Nadine Ishitani HataEl Camino College
Torrance, California

“The network of community colleges that span the nation is a uniquely American phenomenon, reflecting the noble notion that access to educational opportunities is at the heart and core of a truly participatory democracy. More than any other dimension of American higher education, two-year colleges serve the diverse educational needs of their communities. Community college teaching provides opportunities to respond to individual student needs and the needs of the community at large to ensure that we produce competent, confident, and compassionate citizens who will not merely survive but soar.”

Biography

Nadine Hata has been teaching college-level history since 1967. She presently teaches at El Camino College, one of the hundreds of community colleges in which the majority of American students pursue their educational goals beyond secondary school. Born in Honolulu during World War II, and a fourth-generation Japanese American undergraduate student at the University of Hawaii, she was struck by how completely textbooks and classroom instruction in the 1960s focused on U.S. history as the story of European Americans living east of the Mississippi River. As an undergraduate she majored in history, and also received honors in Asian studies; when she enrolled for an M.A. degree at the University of Michigan, she sought a degree in Japanese and Far Eastern studies. She received a scholarship to do further research in Japan, and eventually earned a Ph.D. from the University of Southern California while teaching in the California State University system, first at Long Beach, then at Dominguez Hills. She has taught since 1980 at El Camino College. With her husband, also an academic historian, she has published numerous articles that explore more fully the diversity of American immigration patterns and the experiences of Asian peoples in the western United States.

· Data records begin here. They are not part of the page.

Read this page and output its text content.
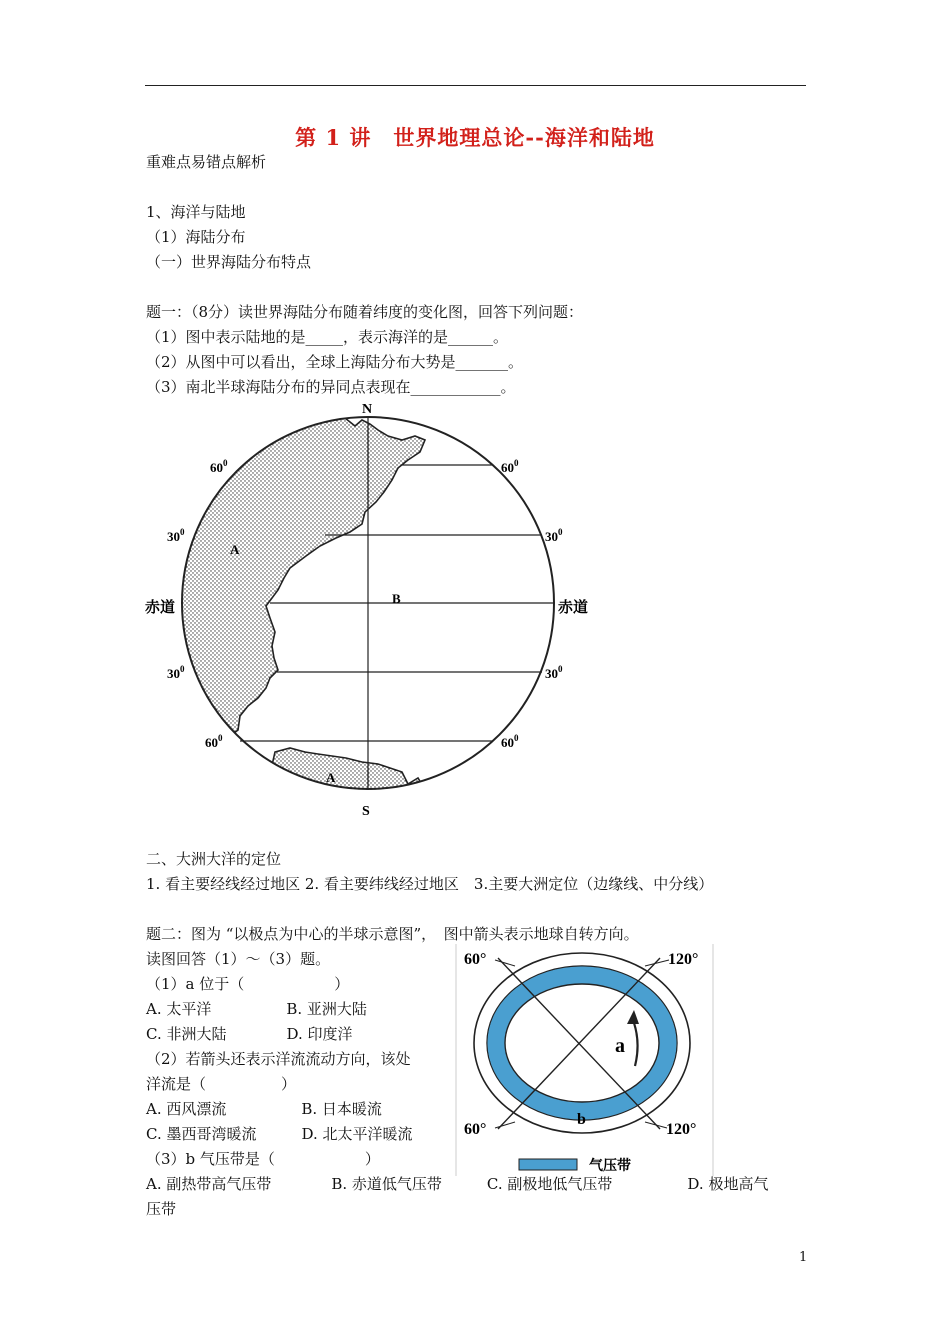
第 1 讲　世界地理总论--海洋和陆地
重难点易错点解析
1、海洋与陆地
（1）海陆分布
（一）世界海陆分布特点
题一：（8分）读世界海陆分布随着纬度的变化图，回答下列问题：
（1）图中表示陆地的是_____，表示海洋的是______。
（2）从图中可以看出，全球上海陆分布大势是_______。
（3）南北半球海陆分布的异同点表现在____________。
N
S
赤道	赤道
$60^0$	$60^0$
$30^0$	$30^0$
$30^0$	$30^0$
$60^0$	$60^0$
A
A
B
二、大洲大洋的定位
1. 看主要经线经过地区 2. 看主要纬线经过地区　3.主要大洲定位（边缘线、中分线）
题二：图为 “以极点为中心的半球示意图”，　图中箭头表示地球自转方向。
读图回答（1）～（3）题。
（1）a 位于（　　　　　　）
A. 太平洋　　　　　B. 亚洲大陆
C. 非洲大陆　　　　D. 印度洋
（2）若箭头还表示洋流流动方向，该处
洋流是（　　　　　）
A. 西风漂流　　　　　B. 日本暖流
C. 墨西哥湾暖流　　　D. 北太平洋暖流
（3）b 气压带是（　　　　　　）
A. 副热带高气压带　　　　B. 赤道低气压带　　　C. 副极地低气压带　　　　　D. 极地高气
压带
a
b
60°	120°
60°	120°
气压带
1
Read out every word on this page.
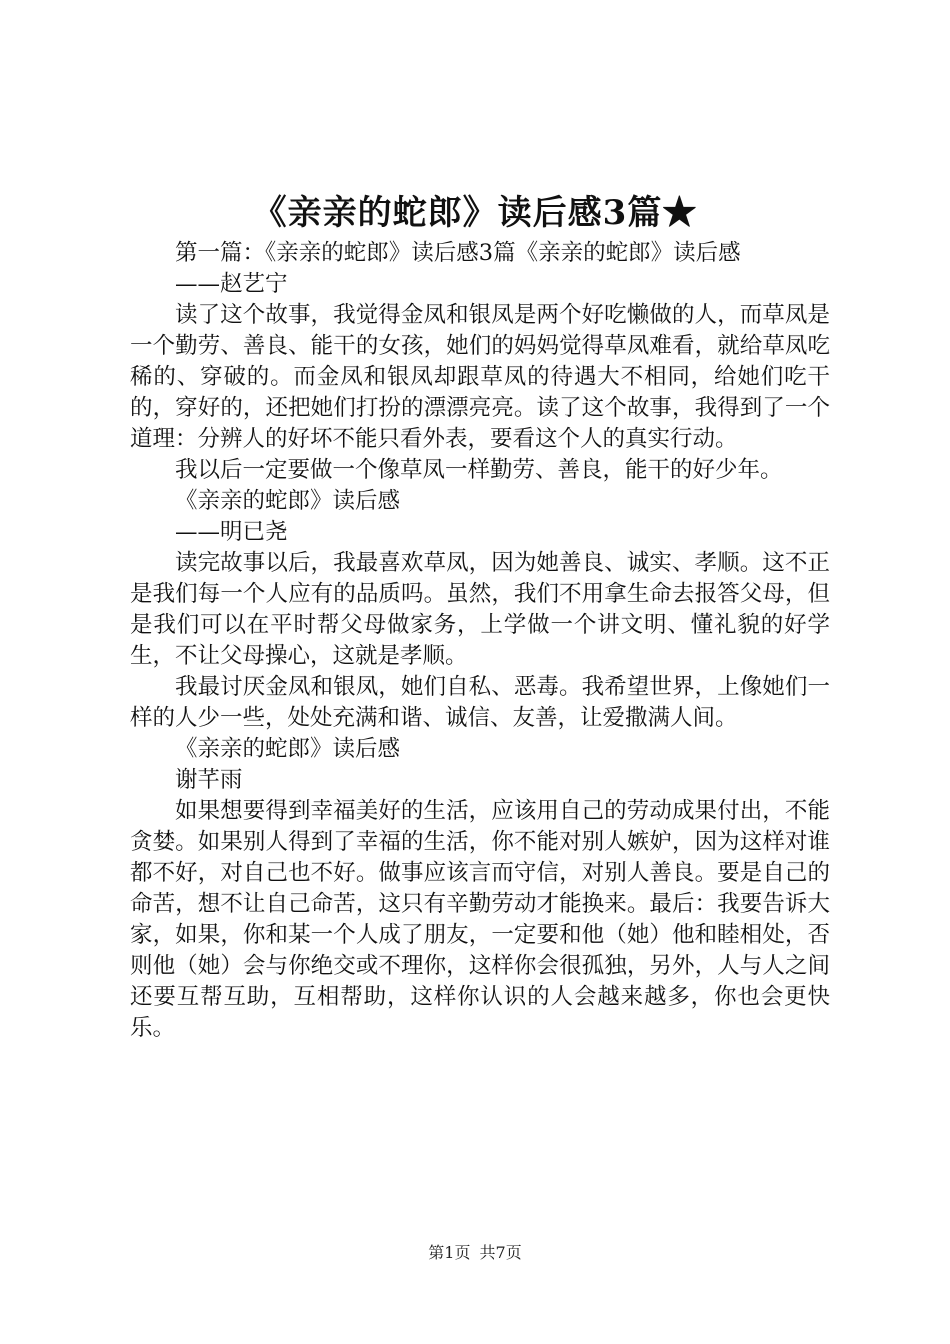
《亲亲的蛇郎》读后感3篇★

第一篇：《亲亲的蛇郎》读后感3篇《亲亲的蛇郎》读后感

——赵艺宁

读了这个故事，我觉得金凤和银凤是两个好吃懒做的人，而草凤是一个勤劳、善良、能干的女孩，她们的妈妈觉得草凤难看，就给草凤吃稀的、穿破的。而金凤和银凤却跟草凤的待遇大不相同，给她们吃干的，穿好的，还把她们打扮的漂漂亮亮。读了这个故事，我得到了一个道理：分辨人的好坏不能只看外表，要看这个人的真实行动。

我以后一定要做一个像草凤一样勤劳、善良，能干的好少年。

《亲亲的蛇郎》读后感

——明已尧

读完故事以后，我最喜欢草凤，因为她善良、诚实、孝顺。这不正是我们每一个人应有的品质吗。虽然，我们不用拿生命去报答父母，但是我们可以在平时帮父母做家务，上学做一个讲文明、懂礼貌的好学生，不让父母操心，这就是孝顺。

我最讨厌金凤和银凤，她们自私、恶毒。我希望世界，上像她们一样的人少一些，处处充满和谐、诚信、友善，让爱撒满人间。

《亲亲的蛇郎》读后感

谢芊雨

如果想要得到幸福美好的生活，应该用自己的劳动成果付出，不能贪婪。如果别人得到了幸福的生活，你不能对别人嫉妒，因为这样对谁都不好，对自己也不好。做事应该言而守信，对别人善良。要是自己的命苦，想不让自己命苦，这只有辛勤劳动才能换来。最后：我要告诉大家，如果，你和某一个人成了朋友，一定要和他（她）他和睦相处，否则他（她）会与你绝交或不理你，这样你会很孤独，另外，人与人之间还要互帮互助，互相帮助，这样你认识的人会越来越多，你也会更快乐。

第1页 共7页
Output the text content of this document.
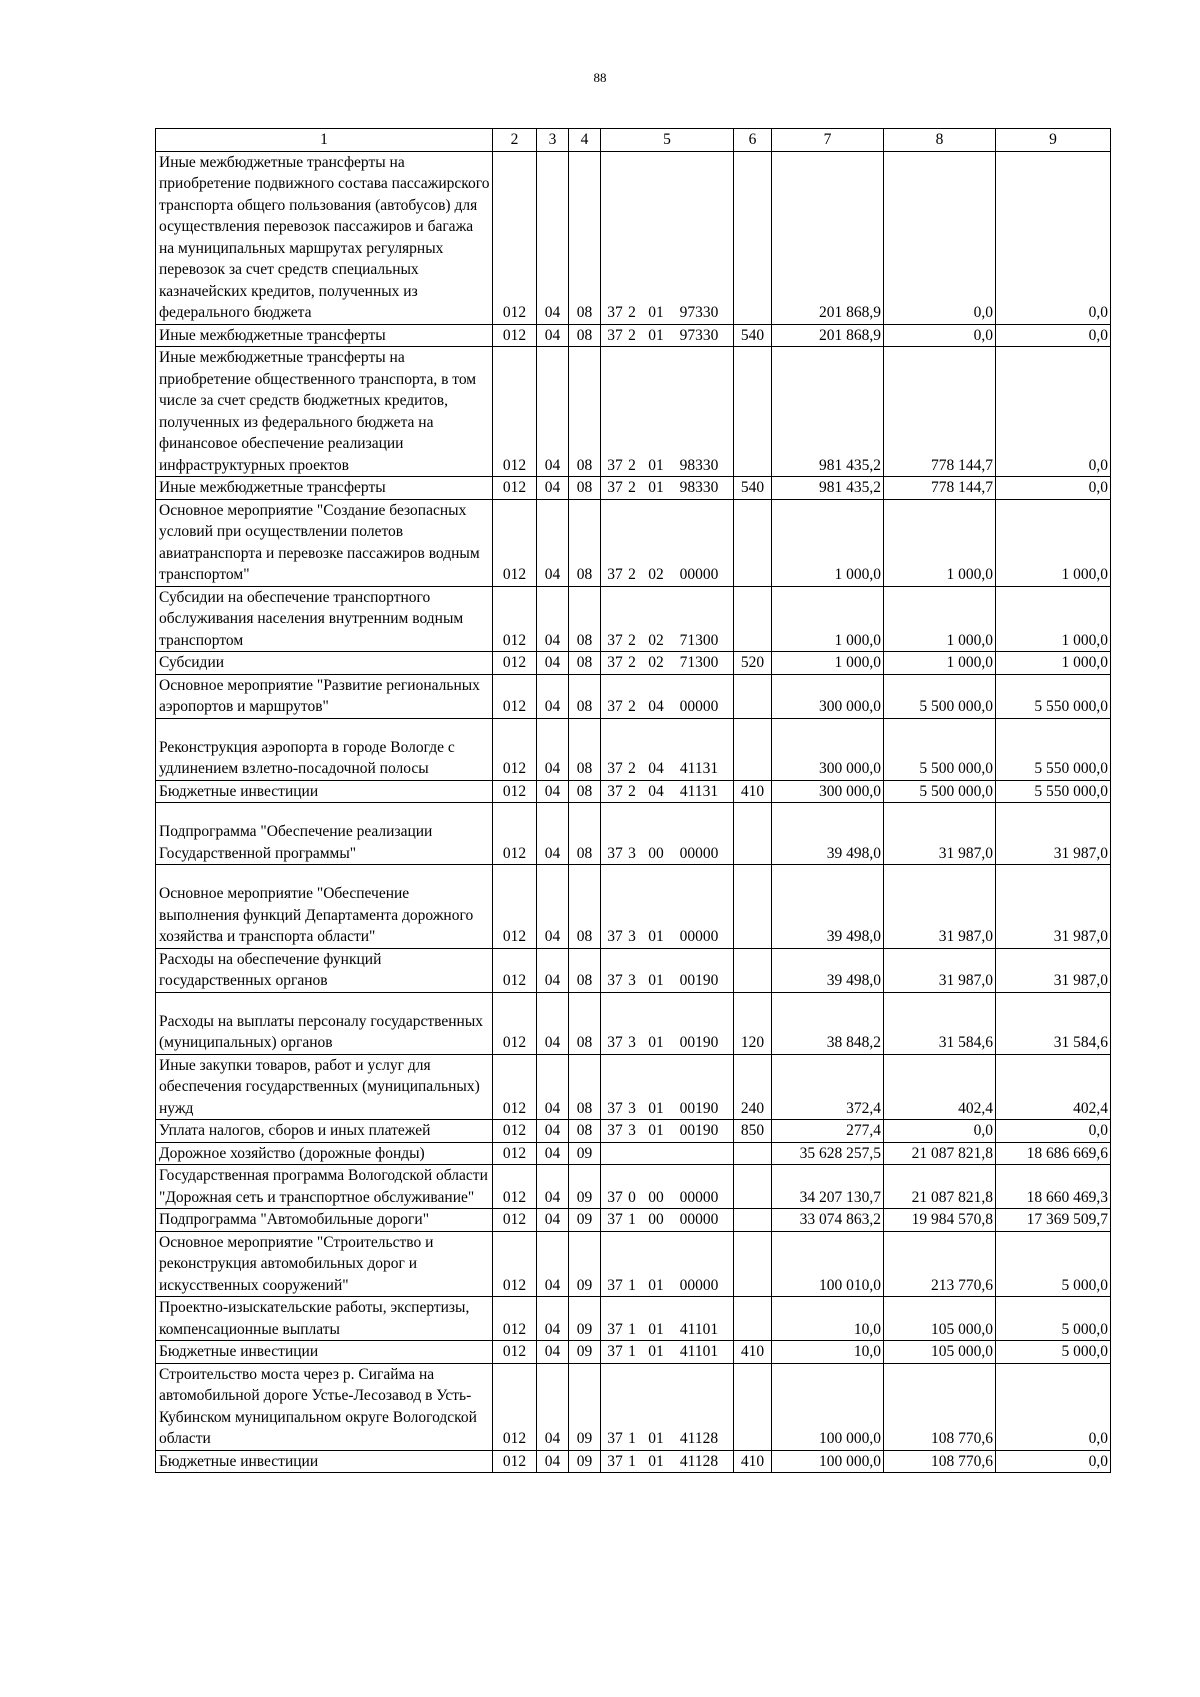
88
1	2	3	4	5	6	7	8	9
Иные межбюджетные трансферты на приобретение подвижного состава пассажирского транспорта общего пользования (автобусов) для осуществления перевозок пассажиров и багажа на муниципальных маршрутах регулярных перевозок за счет средств специальных казначейских кредитов, полученных из федерального бюджета	012	04	08	37 2 01 97330		201 868,9	0,0	0,0
Иные межбюджетные трансферты	012	04	08	37 2 01 97330	540	201 868,9	0,0	0,0
Иные межбюджетные трансферты на приобретение общественного транспорта, в том числе за счет средств бюджетных кредитов, полученных из федерального бюджета на финансовое обеспечение реализации инфраструктурных проектов	012	04	08	37 2 01 98330		981 435,2	778 144,7	0,0
Иные межбюджетные трансферты	012	04	08	37 2 01 98330	540	981 435,2	778 144,7	0,0
Основное мероприятие "Создание безопасных условий при осуществлении полетов авиатранспорта и перевозке пассажиров водным транспортом"	012	04	08	37 2 02 00000		1 000,0	1 000,0	1 000,0
Субсидии на обеспечение транспортного обслуживания населения внутренним водным транспортом	012	04	08	37 2 02 71300		1 000,0	1 000,0	1 000,0
Субсидии	012	04	08	37 2 02 71300	520	1 000,0	1 000,0	1 000,0
Основное мероприятие "Развитие региональных аэропортов и маршрутов"	012	04	08	37 2 04 00000		300 000,0	5 500 000,0	5 550 000,0
Реконструкция аэропорта в городе Вологде с удлинением взлетно-посадочной полосы	012	04	08	37 2 04 41131		300 000,0	5 500 000,0	5 550 000,0
Бюджетные инвестиции	012	04	08	37 2 04 41131	410	300 000,0	5 500 000,0	5 550 000,0
Подпрограмма "Обеспечение реализации Государственной программы"	012	04	08	37 3 00 00000		39 498,0	31 987,0	31 987,0
Основное мероприятие "Обеспечение выполнения функций Департамента дорожного хозяйства и транспорта области"	012	04	08	37 3 01 00000		39 498,0	31 987,0	31 987,0
Расходы на обеспечение функций государственных органов	012	04	08	37 3 01 00190		39 498,0	31 987,0	31 987,0
Расходы на выплаты персоналу государственных (муниципальных) органов	012	04	08	37 3 01 00190	120	38 848,2	31 584,6	31 584,6
Иные закупки товаров, работ и услуг для обеспечения государственных (муниципальных) нужд	012	04	08	37 3 01 00190	240	372,4	402,4	402,4
Уплата налогов, сборов и иных платежей	012	04	08	37 3 01 00190	850	277,4	0,0	0,0
Дорожное хозяйство (дорожные фонды)	012	04	09			35 628 257,5	21 087 821,8	18 686 669,6
Государственная программа Вологодской области "Дорожная сеть и транспортное обслуживание"	012	04	09	37 0 00 00000		34 207 130,7	21 087 821,8	18 660 469,3
Подпрограмма "Автомобильные дороги"	012	04	09	37 1 00 00000		33 074 863,2	19 984 570,8	17 369 509,7
Основное мероприятие "Строительство и реконструкция автомобильных дорог и искусственных сооружений"	012	04	09	37 1 01 00000		100 010,0	213 770,6	5 000,0
Проектно-изыскательские работы, экспертизы, компенсационные выплаты	012	04	09	37 1 01 41101		10,0	105 000,0	5 000,0
Бюджетные инвестиции	012	04	09	37 1 01 41101	410	10,0	105 000,0	5 000,0
Строительство моста через р. Сигайма на автомобильной дороге Устье-Лесозавод в Усть-Кубинском муниципальном округе Вологодской области	012	04	09	37 1 01 41128		100 000,0	108 770,6	0,0
Бюджетные инвестиции	012	04	09	37 1 01 41128	410	100 000,0	108 770,6	0,0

Hata has been among the leaders of those who teach in community and two-year colleges who have insisted that the historical profession must include in the concerns and organizational structure of its professional associations recognition of the importance of the teaching mission of community colleges. She has served on numerous professional committees representing the interests of community college teachers, and recently edited Community College Historians in the United States for the OAH.